There will be a total of 350 athlete quota places available for canoe sprint at the 2019 European Games; 175 each for men and women.

The sole qualification event was the 2018 Canoe Sprint European Championships in Belgrade between 8 and 10 June 2018.

==Qualification rules==
Each National Olympic Committee (NOC) is restricted to one boat per event, which equates to a maximum quota of sixteen boats (ergo a maximum quota of 27 qualified athletes). Quota places were awarded to NOCs rather than individual athletes (unless stated otherwise) as follows:

- Host NOC: Belarus was guaranteed a minimum quota of four boats - C-1 1000m and K-1 1000m for men; C-1 200m and K-1 500m for women.
- European Championships: The bulk of quota places were awarded by virtue of performances at the qualification event. Each event had its own quota as listed in the qualification system.
- Universality (1): NOCs that failed to earn any men's or women's quota places in the qualification event were entitled to a single athlete-specific quota place in the men's C-1 1000m or women's C-1 200m respectively, provided their athlete contested those events at the qualification event. Two places per event were available for this purpose.
- Universality (2): A single boat quota place in the men's C-2 1000m and women's C-2 500m was awarded by the Tripartite Commission.
- Reallocation: Unused quota spots were reallocated.

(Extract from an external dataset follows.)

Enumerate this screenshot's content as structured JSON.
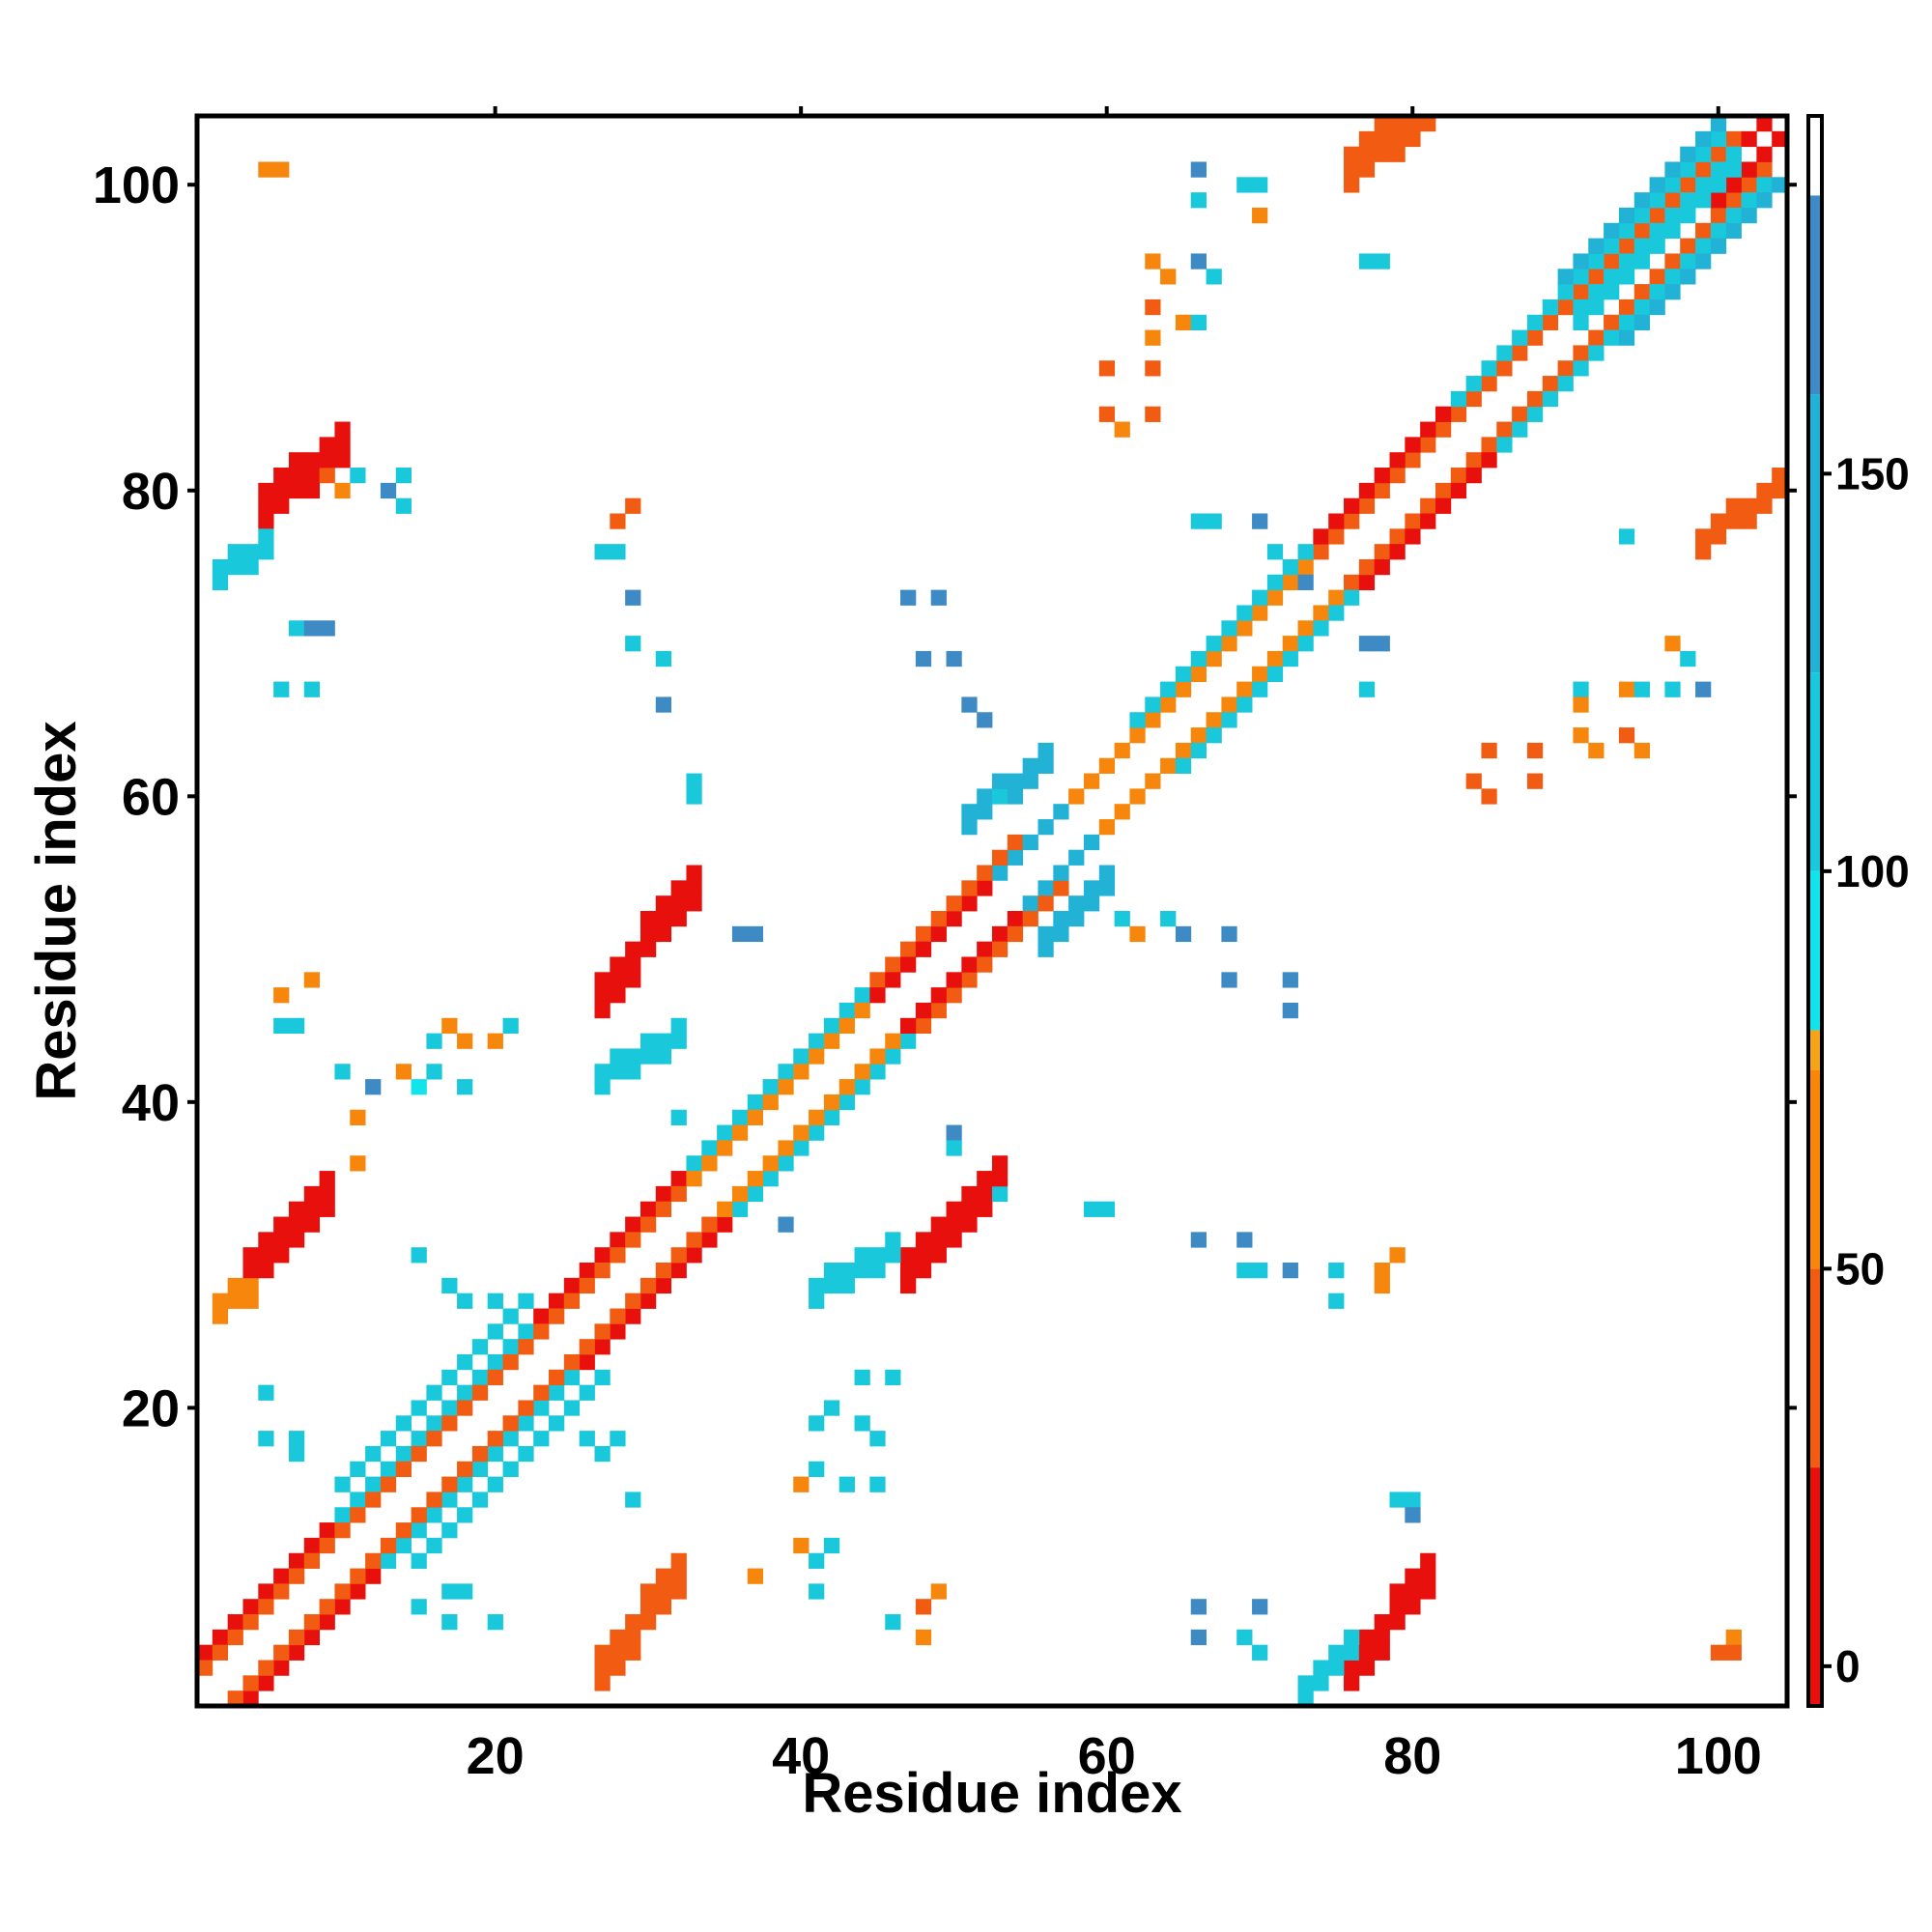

In practice, this was used where some of an NOC's competitors in a larger boat category also competed in a smaller category, freeing up the athlete quota spot that NOC had earned in the smaller category.

Athletes that qualify and are selected by their NOC can participate in as many canoe sprint events as they wish (including the event they qualified in) as long as no other athlete/boat from their NOC is in their event(s) of choice.